In the part of the dual arm system coordinately grasping-and-moving objects, the controlled plant is assumed as a spring-inerter-damper model and the system identification method was proposed. Based on this model, the Kalman filter fusing measured force and position error to estimate the fusion force error was developed, and different grasping profiles are considered as different model parameters but the same model type. Then, model parameter identification, robustness of Kalman filter and comparison of the advantages of Kalman filter were carried out through experiments, and the dual arm system grasped and moved different objects along the spatial 8-figured trajectory to verify the controller structure.
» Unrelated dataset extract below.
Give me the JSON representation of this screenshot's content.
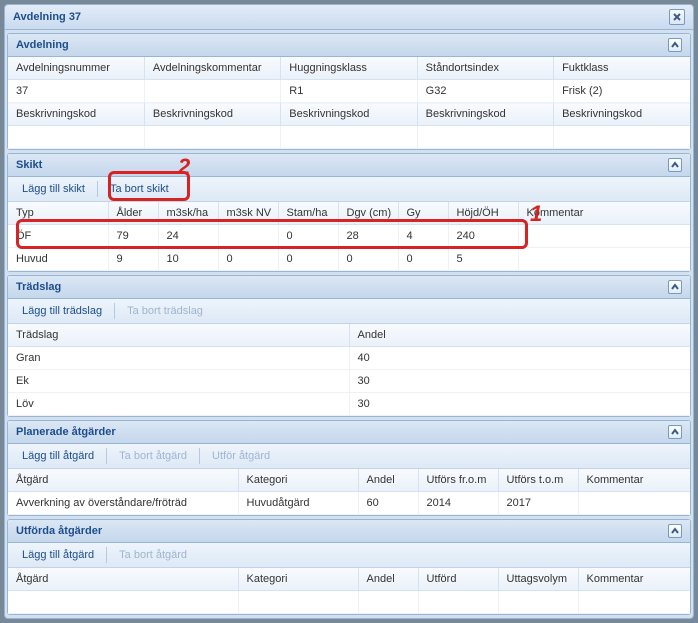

And in the part of the application of learning algorithm, after completely explaining the basic knowledge of machine learning, reinforcement learning and iterative learning control (ILC), ILC was applied on the task of dual arm system coordinately grasping-and-moving objects, and the improvement is proven by the theoretical and experimental method. Then, Proximal Policy Optimization algorithm and four simulation cases were illustrated, in which the usually usage of reinforcement learning to be a real-time controller is transformed to be the aided trajectory planner. The single arm pushing a spring to do force control experiments and the single arm 1D and 2D force control pseudo-grinding experiment were conducted to verify the proposed structure.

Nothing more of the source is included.